Сколько раз бывал я в ночном лесу, черном, загадочном и поэтому немного пугающем! И чем больше всматривался в него, тем больше настораживался. Черные кусты выглядят фантастическими чудовищами, притаившимися во тьме, чтобы схватить тебя, когда приблизишься к ним. Холодок опасности, в которую не веришь, все же ложится на сердце. В ту ночь лес был родным домом. Нас подводили иногда ноги, забредающие в ямы или рвы, но глаза не видели пугающих призраков: им просто не было места в наших сердцах.

Часа через три выбрались мы на лесную дорогу и стали прощаться. Прощались долго, как могут прощаться только влюбленные. Вспомнив о том, что нужно уходить, обнимались в последний раз. И снова не могли оторваться друг от друга.

- Я провожу тебя еще немножко, - говорила Аннета и шла дальше. Пройдя метров сто, я останавливал ее, и мы опять прощались долго, а потом Аннета тихо просила:

- Позволь мне проводить тебя еще немного. Ну, совсем, совсем немного...

И мы снова шли, останавливались, прощались и снова шли. Наконец она объявила:

- Одной мне возвращаться через лес страшно. Я пойду с тобой, пока не станет светло. А как станет светло, я вернусь домой...

Никогда дорога не была для меня так легка, как дорога через арденнские леса в ту теплую летнюю ночь. Я и теперь вижу себя среди притихших черных деревьев, а рядом с собой славную бельгиечку. Аннета прижималась ко мне крепеньким горячим телом и шептала:

- А знаешь, я поняла, что боюсь потерять. Тебя...

- Я не собираюсь теряться и не потеряюсь.

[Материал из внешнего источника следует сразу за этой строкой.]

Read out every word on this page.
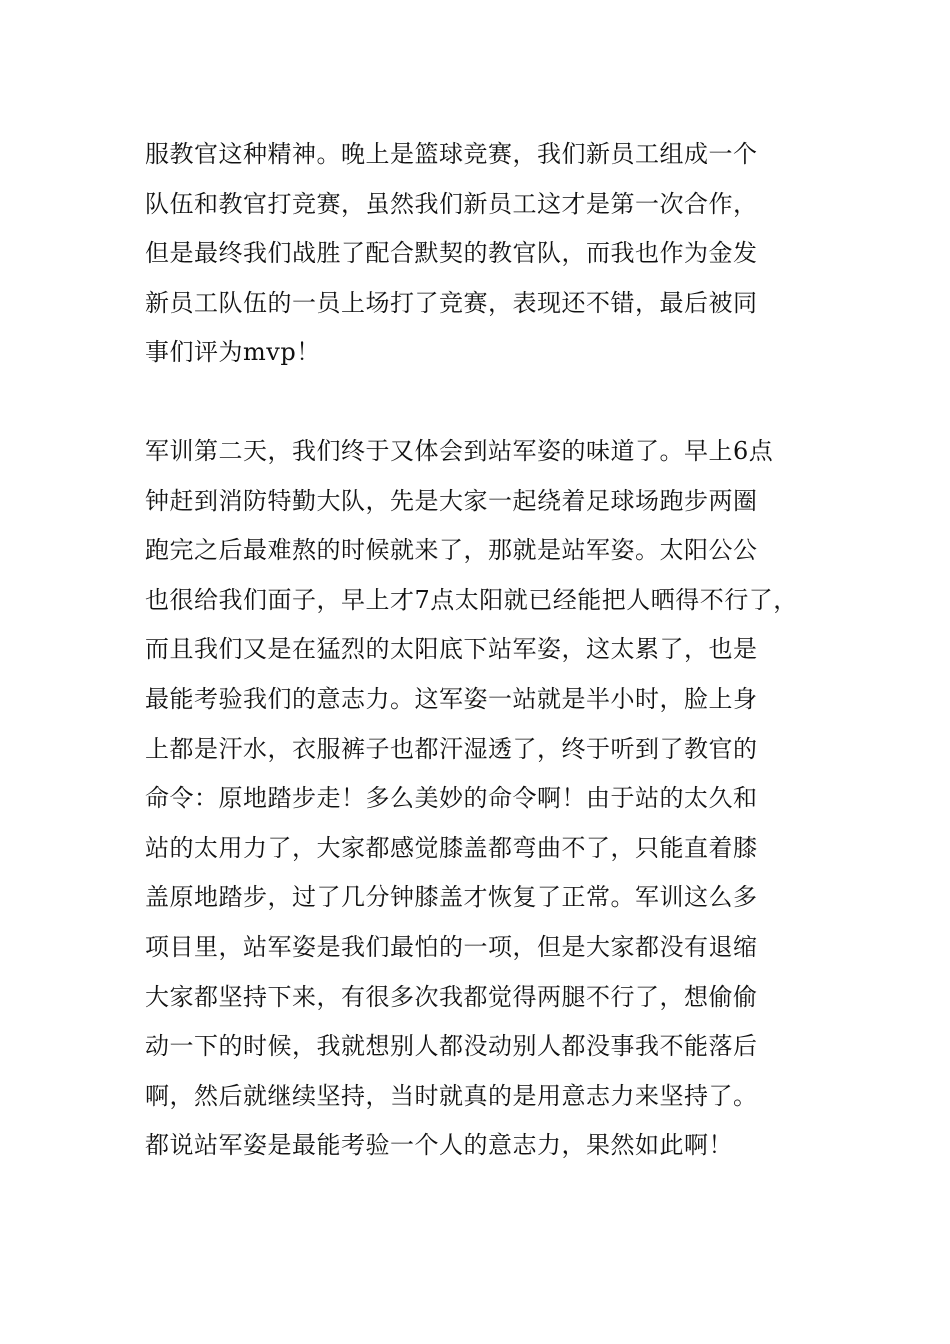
服教官这种精神。晚上是篮球竞赛，我们新员工组成一个
队伍和教官打竞赛，虽然我们新员工这才是第一次合作，
但是最终我们战胜了配合默契的教官队，而我也作为金发
新员工队伍的一员上场打了竞赛，表现还不错，最后被同
事们评为mvp！
军训第二天，我们终于又体会到站军姿的味道了。早上6点
钟赶到消防特勤大队，先是大家一起绕着足球场跑步两圈
跑完之后最难熬的时候就来了，那就是站军姿。太阳公公
也很给我们面子，早上才7点太阳就已经能把人晒得不行了，
而且我们又是在猛烈的太阳底下站军姿，这太累了，也是
最能考验我们的意志力。这军姿一站就是半小时，脸上身
上都是汗水，衣服裤子也都汗湿透了，终于听到了教官的
命令：原地踏步走！多么美妙的命令啊！由于站的太久和
站的太用力了，大家都感觉膝盖都弯曲不了，只能直着膝
盖原地踏步，过了几分钟膝盖才恢复了正常。军训这么多
项目里，站军姿是我们最怕的一项，但是大家都没有退缩
大家都坚持下来，有很多次我都觉得两腿不行了，想偷偷
动一下的时候，我就想别人都没动别人都没事我不能落后
啊，然后就继续坚持，当时就真的是用意志力来坚持了。
都说站军姿是最能考验一个人的意志力，果然如此啊！
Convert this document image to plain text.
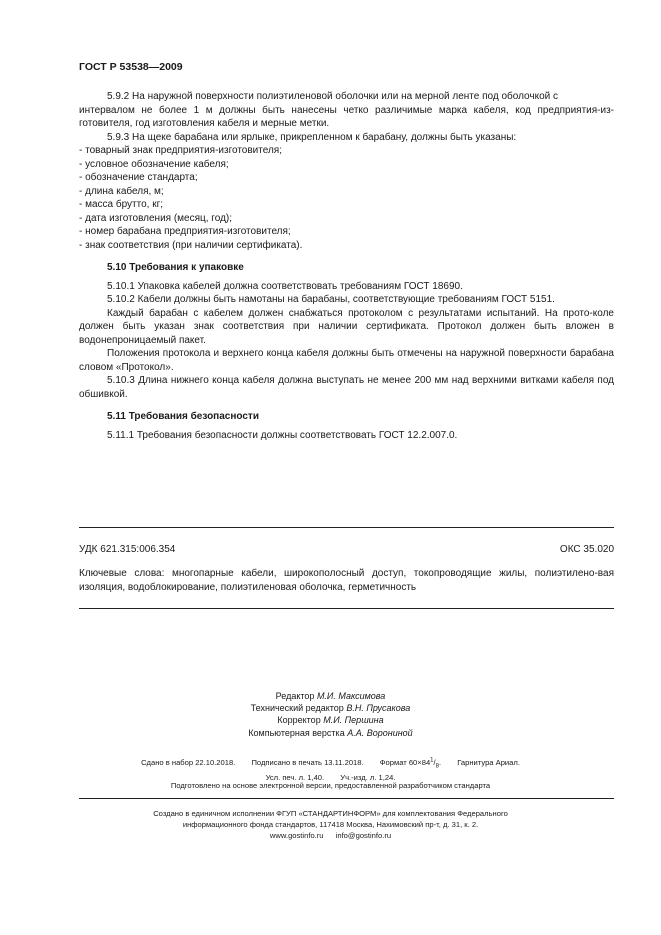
ГОСТ Р 53538—2009

5.9.2 На наружной поверхности полиэтиленовой оболочки или на мерной ленте под оболочкой с

интервалом не более 1 м должны быть нанесены четко различимые марка кабеля, код предприятия-из-готовителя, год изготовления кабеля и мерные метки.

5.9.3 На щеке барабана или ярлыке, прикрепленном к барабану, должны быть указаны:

- товарный знак предприятия-изготовителя;

- условное обозначение кабеля;

- обозначение стандарта;

- длина кабеля, м;

- масса брутто, кг;

- дата изготовления (месяц, год);

- номер барабана предприятия-изготовителя;

- знак соответствия (при наличии сертификата).

5.10 Требования к упаковке

5.10.1 Упаковка кабелей должна соответствовать требованиям ГОСТ 18690.

5.10.2 Кабели должны быть намотаны на барабаны, соответствующие требованиям ГОСТ 5151.

Каждый барабан с кабелем должен снабжаться протоколом с результатами испытаний. На прото-коле должен быть указан знак соответствия при наличии сертификата. Протокол должен быть вложен в водонепроницаемый пакет.

Положения протокола и верхнего конца кабеля должны быть отмечены на наружной поверхности барабана словом «Протокол».

5.10.3 Длина нижнего конца кабеля должна выступать не менее 200 мм над верхними витками кабеля под обшивкой.

5.11 Требования безопасности

5.11.1 Требования безопасности должны соответствовать ГОСТ 12.2.007.0.

УДК 621.315:006.354	ОКС 35.020
Ключевые слова: многопарные кабели, широкополосный доступ, токопроводящие жилы, полиэтилено-вая изоляция, водоблокирование, полиэтиленовая оболочка, герметичность
Редактор М.И. Максимова
Технический редактор В.Н. Прусакова
Корректор М.И. Першина
Компьютерная верстка А.А. Ворониной
Сдано в набор 22.10.2018. Подписано в печать 13.11.2018. Формат $60\times 84^1/_8$. Гарнитура Ариал.
Усл. печ. л. 1,40. Уч.-изд. л. 1,24.
Подготовлено на основе электронной версии, предоставленной разработчиком стандарта
Создано в единичном исполнении ФГУП «СТАНДАРТИНФОРМ» для комплектования Федерального
информационного фонда стандартов, 117418 Москва, Нахимовский пр-т, д. 31, к. 2.
www.gostinfo.ru info@gostinfo.ru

- Да? - с надеждой и тревогой переспрашивала она. - Ты не потеряешься? Никогда не потеряешься? И ты не имеешь права теряться, не имеешь... Ты вошел в мою жизнь, ты стал частью меня самой, очень большой частью. Отыми ее, и у меня ничего не останется, мне жить не захочется. Понимаешь ты меня? Ах, как бы мне хотелось, чтобы ты понял меня!..

Конечно, я понимал ее, чувствовал, что значит потерять человека, который входит в твою жизнь, приносит радость уже одним тем, что существует. Я верил, что не потеряюсь сам и не потеряю ее, но сердце мое заныло, когда в сером свете утра Аннета удалилась от меня по узкой лесной дороге. Недавно совсем чужая, а теперь такая близкая, она уносила с собой ничем не заменимую радость, которую дает присутствие любимого человека.

Около полудня я добрался до деревни, в которой жил Дядя. Парень возился возле каменного двора, стоявшего несколько на отшибе. Окликнутый мною, он растерянно выпрямился, оглянулся по сторонам и только после этого направился ко мне.